The EOA is 40
This year – 2019 – we are celebrating 40 years of better business together while having our sights set on the future and our target of three million employee owners by 2030.
With your support, the EOA’s 40th anniversary will be a seminal year, laying down the foundations for a new economic era where the impact of business on individuals, their families and their communities starts to work in the interest of the many, not the few. Sponsor with us in 2019
As well as looking back at the foundations of the EOA and celebrating our successes, once again we will use the stories of the brilliantly successful and diverse businesses from our membership that are prospering as a result of transitioning to employee ownership to campaign for more employee ownership in the UK economy with key influencers. We will be collecting and showcasing 40 voices of employee ownership and 40 EOA facts to build a timeline of key achievements. You can be part of this – get in touch before the end of March if you have a fact or voice to share for quarter 2.

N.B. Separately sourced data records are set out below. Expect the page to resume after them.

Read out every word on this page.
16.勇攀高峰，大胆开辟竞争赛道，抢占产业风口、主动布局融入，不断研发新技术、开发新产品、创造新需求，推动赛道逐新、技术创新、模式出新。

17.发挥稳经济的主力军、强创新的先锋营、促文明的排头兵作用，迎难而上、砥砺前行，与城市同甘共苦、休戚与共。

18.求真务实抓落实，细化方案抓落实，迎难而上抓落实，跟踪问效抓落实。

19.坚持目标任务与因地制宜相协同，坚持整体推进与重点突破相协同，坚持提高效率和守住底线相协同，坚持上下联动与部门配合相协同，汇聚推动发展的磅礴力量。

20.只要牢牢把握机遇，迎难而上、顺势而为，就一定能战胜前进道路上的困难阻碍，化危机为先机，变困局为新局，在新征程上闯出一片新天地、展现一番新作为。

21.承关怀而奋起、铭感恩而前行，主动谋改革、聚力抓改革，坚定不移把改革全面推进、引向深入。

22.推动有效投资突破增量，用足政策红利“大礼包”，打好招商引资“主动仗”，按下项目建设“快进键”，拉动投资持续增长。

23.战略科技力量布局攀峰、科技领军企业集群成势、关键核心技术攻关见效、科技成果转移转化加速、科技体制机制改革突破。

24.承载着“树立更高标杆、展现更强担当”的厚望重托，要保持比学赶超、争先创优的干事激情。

The history of the EOA and its founder Robert Oakeshott
The EOA was established in 1979 by English journalist, economist and social reformer Robert Oakeshott.

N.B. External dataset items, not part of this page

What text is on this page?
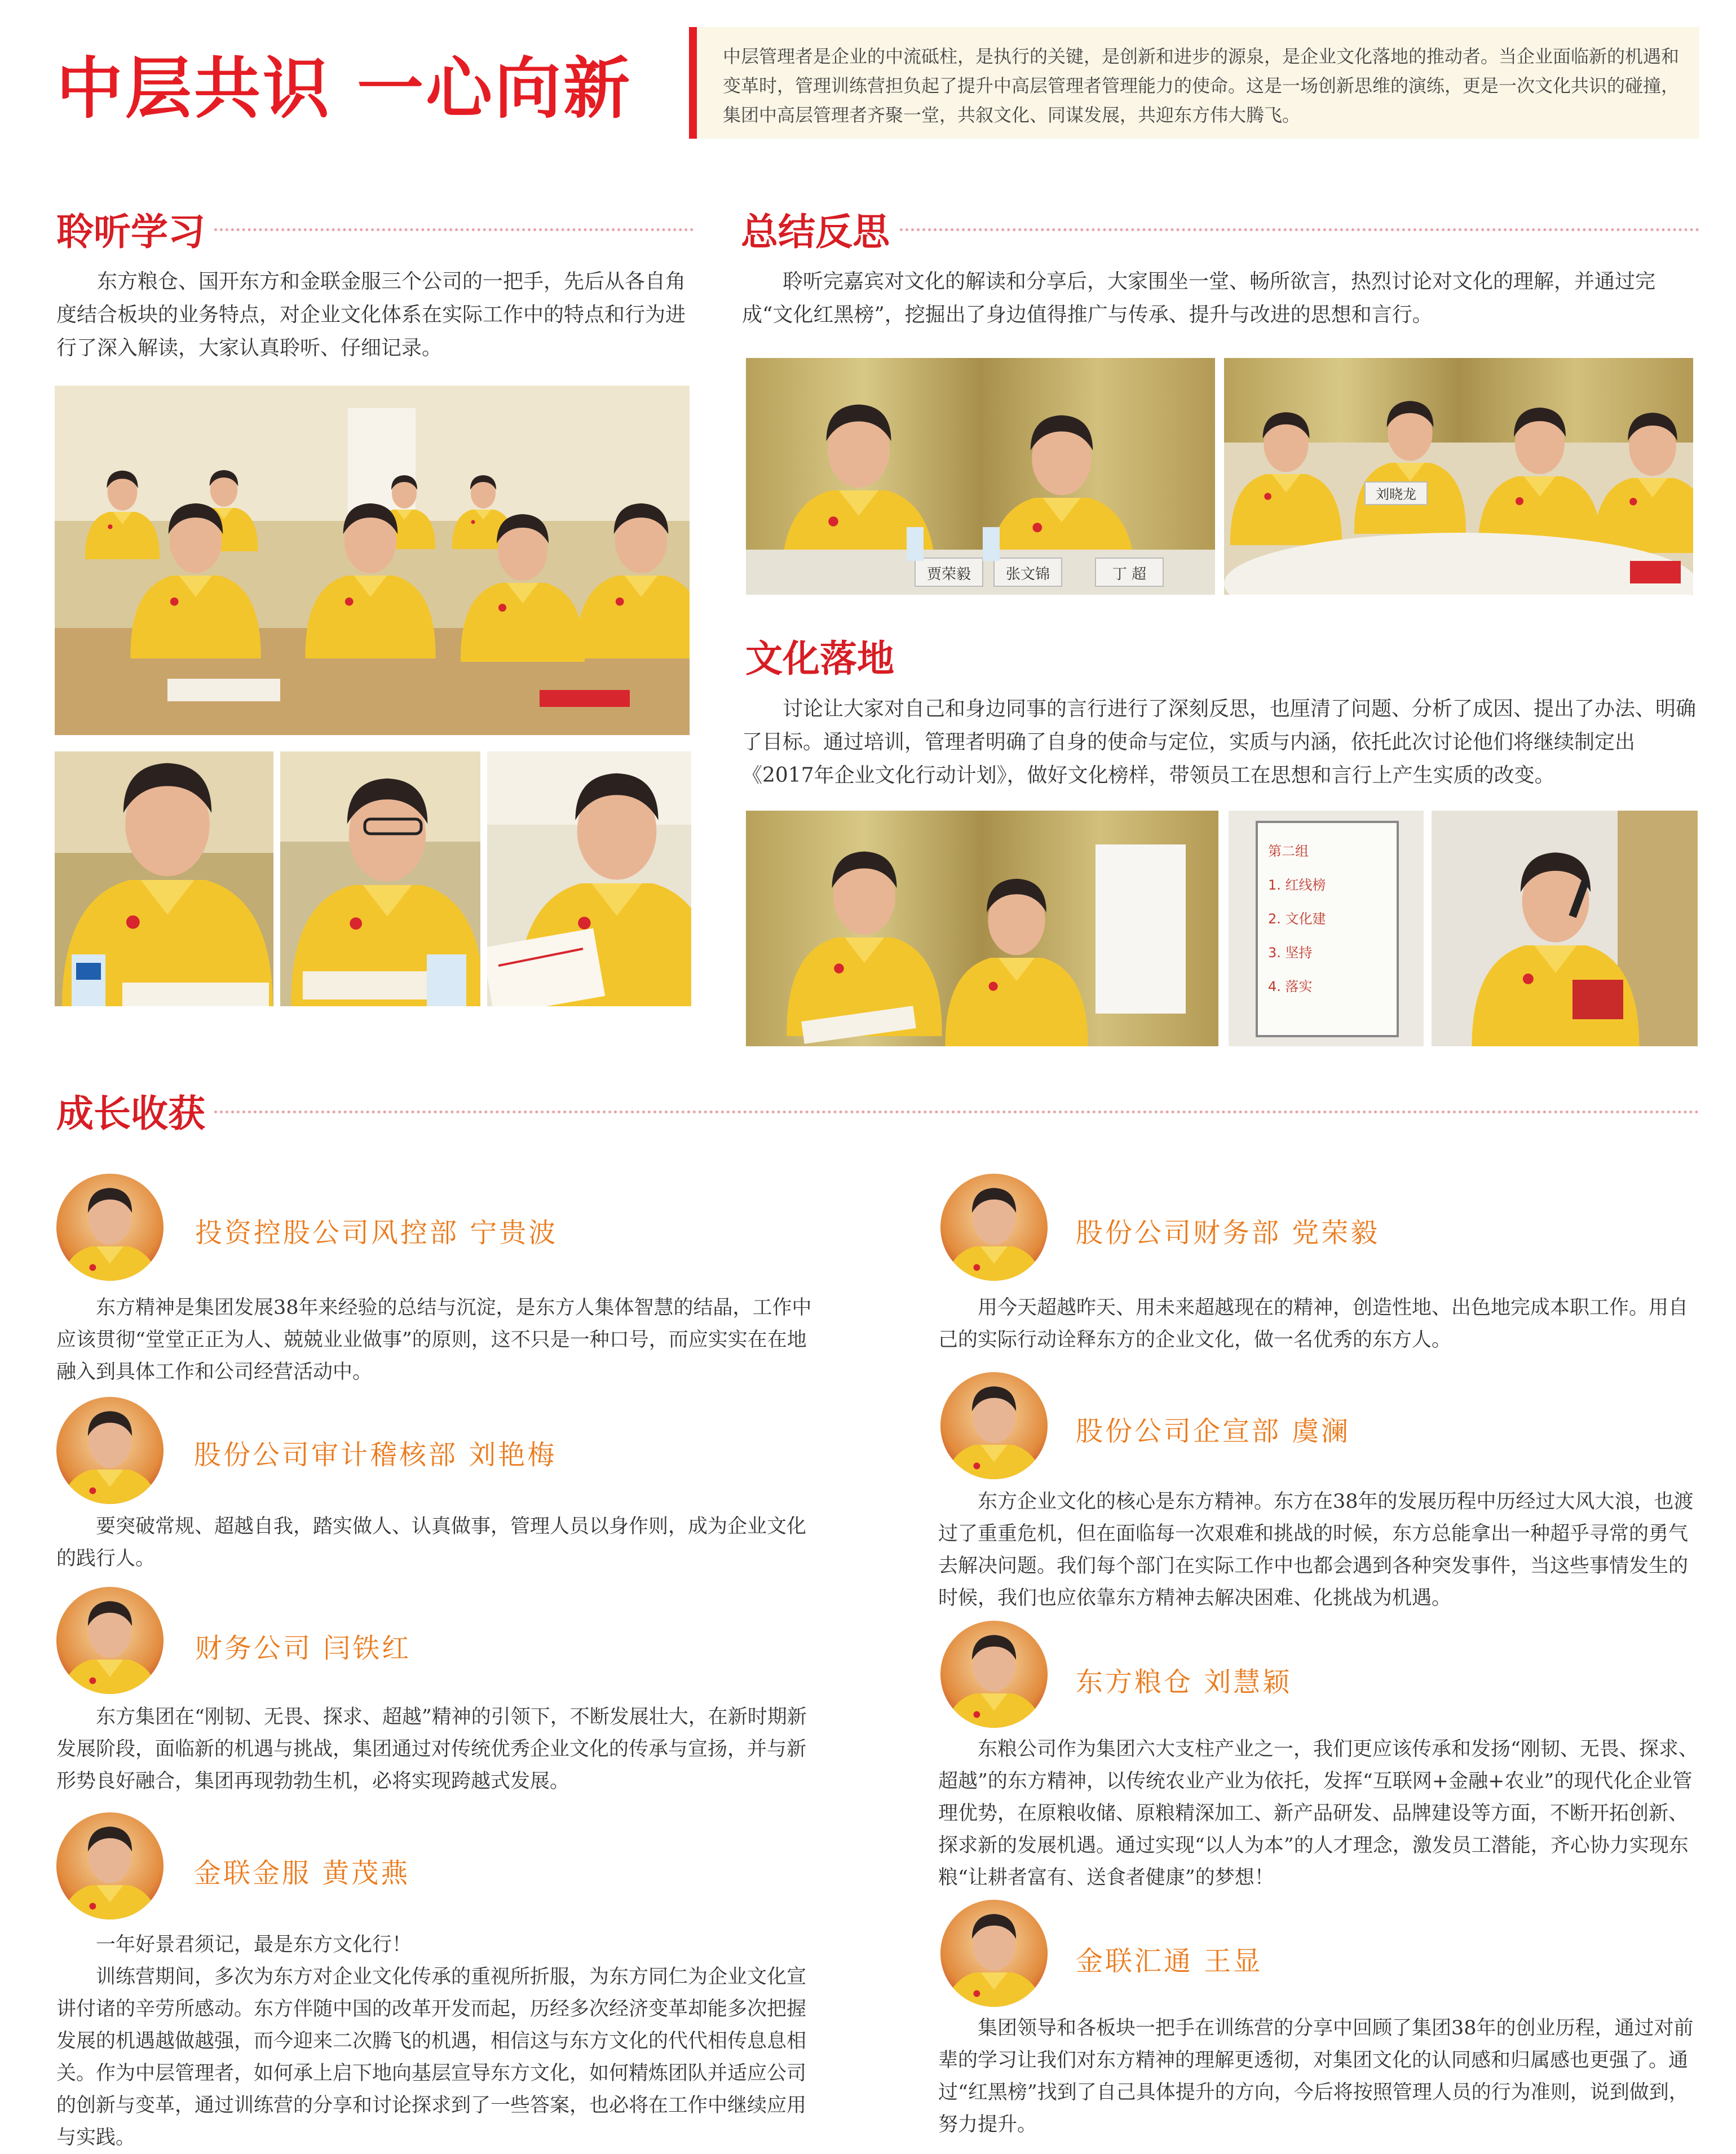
中层共识 一心向新	中层管理者是企业的中流砥柱，是执行的关键，是创新和进步的源泉，是企业文化落地的推动者。当企业面临新的机遇和变革时，管理训练营担负起了提升中高层管理者管理能力的使命。这是一场创新思维的演练，更是一次文化共识的碰撞，集团中高层管理者齐聚一堂，共叙文化、同谋发展，共迎东方伟大腾飞。
聆听学习

东方粮仓、国开东方和金联金服三个公司的一把手，先后从各自角度结合板块的业务特点，对企业文化体系在实际工作中的特点和行为进行了深入解读，大家认真聆听、仔细记录。

总结反思

聆听完嘉宾对文化的解读和分享后，大家围坐一堂、畅所欲言，热烈讨论对文化的理解，并通过完成“文化红黑榜”，挖掘出了身边值得推广与传承、提升与改进的思想和言行。

贾荣毅 张文锦	丁 超
刘晓龙
文化落地

讨论让大家对自己和身边同事的言行进行了深刻反思，也厘清了问题、分析了成因、提出了办法、明确了目标。通过培训，管理者明确了自身的使命与定位，实质与内涵，依托此次讨论他们将继续制定出《2017年企业文化行动计划》，做好文化榜样，带领员工在思想和言行上产生实质的改变。

第二组
1. 红线榜
2. 文化建
3. 坚持
4. 落实
成长收获
投资控股公司风控部 宁贵波

东方精神是集团发展38年来经验的总结与沉淀，是东方人集体智慧的结晶，工作中应该贯彻“堂堂正正为人、兢兢业业做事”的原则，这不只是一种口号，而应实实在在地融入到具体工作和公司经营活动中。

股份公司审计稽核部 刘艳梅

要突破常规、超越自我，踏实做人、认真做事，管理人员以身作则，成为企业文化的践行人。

财务公司 闫铁红

东方集团在“刚韧、无畏、探求、超越”精神的引领下，不断发展壮大，在新时期新发展阶段，面临新的机遇与挑战，集团通过对传统优秀企业文化的传承与宣扬，并与新形势良好融合，集团再现勃勃生机，必将实现跨越式发展。

金联金服 黄茂燕

一年好景君须记，最是东方文化行！

训练营期间，多次为东方对企业文化传承的重视所折服，为东方同仁为企业文化宣讲付诸的辛劳所感动。东方伴随中国的改革开发而起，历经多次经济变革却能多次把握发展的机遇越做越强，而今迎来二次腾飞的机遇，相信这与东方文化的代代相传息息相关。作为中层管理者，如何承上启下地向基层宣导东方文化，如何精炼团队并适应公司的创新与变革，通过训练营的分享和讨论探求到了一些答案，也必将在工作中继续应用与实践。

股份公司财务部 党荣毅

用今天超越昨天、用未来超越现在的精神，创造性地、出色地完成本职工作。用自己的实际行动诠释东方的企业文化，做一名优秀的东方人。

股份公司企宣部 虞澜

东方企业文化的核心是东方精神。东方在38年的发展历程中历经过大风大浪，也渡过了重重危机，但在面临每一次艰难和挑战的时候，东方总能拿出一种超乎寻常的勇气去解决问题。我们每个部门在实际工作中也都会遇到各种突发事件，当这些事情发生的时候，我们也应依靠东方精神去解决困难、化挑战为机遇。

东方粮仓 刘慧颖

东粮公司作为集团六大支柱产业之一，我们更应该传承和发扬“刚韧、无畏、探求、超越”的东方精神，以传统农业产业为依托，发挥“互联网+金融+农业”的现代化企业管理优势，在原粮收储、原粮精深加工、新产品研发、品牌建设等方面，不断开拓创新、探求新的发展机遇。通过实现“以人为本”的人才理念，激发员工潜能，齐心协力实现东粮“让耕者富有、送食者健康”的梦想！

金联汇通 王显

集团领导和各板块一把手在训练营的分享中回顾了集团38年的创业历程，通过对前辈的学习让我们对东方精神的理解更透彻，对集团文化的认同感和归属感也更强了。通过“红黑榜”找到了自己具体提升的方向，今后将按照管理人员的行为准则，说到做到，努力提升。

Robert (pictured) lived an adventurous life which saw him complete national service in Malaya, study Classics at Oxford, be named a hero of the Hungarian Revolution, being a journalist for the Financial Times, a government advisor in Zambia, founding a school in Botswana and standing for election as an MP before beginning his focus on worker cooperatives and employee ownership.

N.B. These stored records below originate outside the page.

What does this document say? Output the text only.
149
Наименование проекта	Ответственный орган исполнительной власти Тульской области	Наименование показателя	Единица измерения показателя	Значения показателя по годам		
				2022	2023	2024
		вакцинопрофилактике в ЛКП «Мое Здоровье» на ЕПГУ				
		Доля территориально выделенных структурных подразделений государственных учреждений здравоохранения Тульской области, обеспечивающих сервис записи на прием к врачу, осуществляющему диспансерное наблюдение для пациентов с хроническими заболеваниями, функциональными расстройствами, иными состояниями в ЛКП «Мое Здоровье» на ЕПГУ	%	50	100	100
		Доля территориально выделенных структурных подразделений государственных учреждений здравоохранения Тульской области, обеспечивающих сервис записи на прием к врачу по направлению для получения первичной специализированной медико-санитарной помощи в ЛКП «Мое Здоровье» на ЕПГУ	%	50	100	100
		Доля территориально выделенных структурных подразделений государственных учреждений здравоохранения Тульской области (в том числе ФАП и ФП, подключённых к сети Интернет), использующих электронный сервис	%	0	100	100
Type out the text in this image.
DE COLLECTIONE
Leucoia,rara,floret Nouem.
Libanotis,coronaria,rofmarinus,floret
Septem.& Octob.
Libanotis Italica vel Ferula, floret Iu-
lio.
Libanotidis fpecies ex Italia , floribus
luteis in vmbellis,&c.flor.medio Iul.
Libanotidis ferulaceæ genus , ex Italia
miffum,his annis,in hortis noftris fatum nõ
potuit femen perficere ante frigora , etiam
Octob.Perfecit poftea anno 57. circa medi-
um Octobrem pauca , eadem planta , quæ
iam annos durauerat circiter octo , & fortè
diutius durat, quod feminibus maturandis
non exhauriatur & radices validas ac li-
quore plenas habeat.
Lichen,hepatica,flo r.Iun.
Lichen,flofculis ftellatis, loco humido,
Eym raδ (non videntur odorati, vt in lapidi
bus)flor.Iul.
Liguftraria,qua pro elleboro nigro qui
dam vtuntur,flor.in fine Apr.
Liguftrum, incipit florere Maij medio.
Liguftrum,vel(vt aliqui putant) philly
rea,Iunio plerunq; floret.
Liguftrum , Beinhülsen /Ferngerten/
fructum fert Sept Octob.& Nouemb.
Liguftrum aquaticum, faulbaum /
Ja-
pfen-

When Robert returned to the UK in 1973 he was the driving force in launching Sunderlandia, a builders’ co-operative in Sunderland. After this he studied worker cooperatives and employee owned businesses including Mondragón, the large co-operative complex in the Basque region of Spain which lead to him authoring two books ‘The Case for Workers’ Cooperatives’ and ‘Jobs and Fairness: The Logic and Experience of Employee Ownership’.
In 1979, Oakeshott founded Job Ownership Limited (JOL), a consultancy to advise on industrial co-ops and conversion to the employee-owned model. In its early life JOL was supported by the John Lewis Partnership and Scott Bader as well as those who Robert advised and supported to become employee owned including Scottish papermaker Tullis Russell and Baxi Heating, (now Baxendale) the domestic boiler manufacturer employing 1,200 people near Preston, which converted to an employee benefit trust.
Robert Oakeshott retired in 1999 at which point JOL became a membership organisation and subsequently became the Employee Ownership Association in 2006 – by 2015 it had 200 members and has since grown to over 350 members from across the UK.
Robert continued to be involved in employee ownership in the UK and beyond until his death age 77 in 2011. Since 2012 the EOA has held an annual Robert Oakeshott Lecture in his memory.
In the years since the EOA has seven further Chief Executives including Patrick Burns, Iain Hasdell and today it is led by Deb Oxley OBE (pictured).
In 2017 Deb led the largest UK independent, national inquiry into employee ownership which involved a panel of over 20 UK business organisations. The findings and recommendations of the inquiry launched in the Ownership Dividend report in June 2018 with a plan to roll out its actions in 2019.